The 2021 Act also eliminates spousal entitlements on intestacy of separated surviving spouses under the 1990 Act if the deceased and the deceased’s surviving spouse meet the definition of separated spouses, which is similar to the above definition.

Although such changes would better reflect the deceased’s intentions in situations where the deceased passed away before divorce proceedings could be finalised, they may also result in new difficulties, such as disputes over the factual finding of when and whether the deceased and the spouse separated.7 These amendments come into force on or after 1 January 2022 and will be applicable with respect to separations that occur on or after such day; the spouses must have begun to live separate and apart as a result of the breakdown of their marriage on or after such day (and continue to do so for the next three years).

Conclusion

The changes implemented by the 2021 Act are significant and better reflect the reality of modern Canadian families.
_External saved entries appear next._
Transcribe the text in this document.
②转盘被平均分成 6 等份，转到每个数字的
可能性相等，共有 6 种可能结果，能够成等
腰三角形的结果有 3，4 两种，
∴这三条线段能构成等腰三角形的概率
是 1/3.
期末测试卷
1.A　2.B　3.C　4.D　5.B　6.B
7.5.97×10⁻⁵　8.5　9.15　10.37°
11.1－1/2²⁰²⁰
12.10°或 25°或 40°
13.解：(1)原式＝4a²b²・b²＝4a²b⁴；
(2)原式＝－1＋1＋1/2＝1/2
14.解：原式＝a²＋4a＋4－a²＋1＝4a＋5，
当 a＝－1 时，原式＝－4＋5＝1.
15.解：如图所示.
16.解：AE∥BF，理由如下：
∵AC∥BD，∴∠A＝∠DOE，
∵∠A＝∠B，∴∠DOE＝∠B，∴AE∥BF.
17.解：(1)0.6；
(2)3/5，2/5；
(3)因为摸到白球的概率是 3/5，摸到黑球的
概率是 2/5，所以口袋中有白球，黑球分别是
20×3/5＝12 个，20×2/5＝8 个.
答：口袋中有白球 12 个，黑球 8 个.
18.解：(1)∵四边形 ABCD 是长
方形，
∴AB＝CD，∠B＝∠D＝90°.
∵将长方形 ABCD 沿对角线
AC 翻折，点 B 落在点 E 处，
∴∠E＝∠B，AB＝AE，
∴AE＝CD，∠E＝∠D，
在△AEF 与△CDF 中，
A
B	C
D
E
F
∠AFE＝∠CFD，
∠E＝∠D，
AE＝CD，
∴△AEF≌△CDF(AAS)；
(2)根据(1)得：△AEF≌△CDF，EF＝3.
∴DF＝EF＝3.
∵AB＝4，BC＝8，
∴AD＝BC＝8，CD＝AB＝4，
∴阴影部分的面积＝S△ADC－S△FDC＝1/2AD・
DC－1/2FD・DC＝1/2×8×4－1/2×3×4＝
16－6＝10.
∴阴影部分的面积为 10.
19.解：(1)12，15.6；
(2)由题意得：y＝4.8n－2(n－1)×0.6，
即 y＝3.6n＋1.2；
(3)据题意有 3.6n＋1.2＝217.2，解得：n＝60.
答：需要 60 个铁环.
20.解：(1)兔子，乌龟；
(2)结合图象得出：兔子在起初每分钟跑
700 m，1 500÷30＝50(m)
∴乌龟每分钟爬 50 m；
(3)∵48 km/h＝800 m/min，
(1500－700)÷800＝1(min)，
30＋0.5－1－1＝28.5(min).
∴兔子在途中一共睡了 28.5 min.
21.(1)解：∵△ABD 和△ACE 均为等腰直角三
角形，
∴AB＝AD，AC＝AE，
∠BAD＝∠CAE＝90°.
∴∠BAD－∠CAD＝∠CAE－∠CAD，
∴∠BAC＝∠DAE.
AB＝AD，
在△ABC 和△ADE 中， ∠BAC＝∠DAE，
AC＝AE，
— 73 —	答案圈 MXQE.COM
It is incumbent on advisors in Ontario with clients residing in Ontario or who have assets in the province to familiarise themselves with the changes in order to provide proper counsel to their clients.8


1 S.O. 2021, c. 4 

2 R.S.O. 1990, c. S.26

3 S.O. 1992, c. 30 

4 See ‘Executing Estate Documents in Canada in 2020: COVID‑19 amendments and how to effect safe (and valid) signings’, bit.ly/3qA4DD3

5 See British Columbia’s Wills, Estates and Succession Act, SBC 2009, c. 13; Alberta’s Wills and Succession Act, SA 2010, c. W‑12.2; and Saskatchewan’s Wills Act, SS 1996, c. W‑14.1, as amended. Marriage also does not revoke a will in Quebec. See STEP Canada’s ‘Conflict of Laws Resource Chart’, which provides a comparative summary of the legislation in each province relating to revocation of wills by marriage and issues discussed in the remainder of this article, bit.ly/3wOT78Z 

6 The Law Reform Commission of Saskatchewan Report on Revocation of Wills (May 2006, bit.ly/3x7jdV3) provides a comprehensive discussion of the origins of and policy behind the ‘revocation by marriage’ rule and discussion of some of the reasoning behind the change in law.

7 Couples residing in different provinces on separation and divorce must be cognisant of the difference in provincial legislation.

8 The authors thank David Byun TEP, Associate at Aird Berlis, for his invaluable assistance with this article.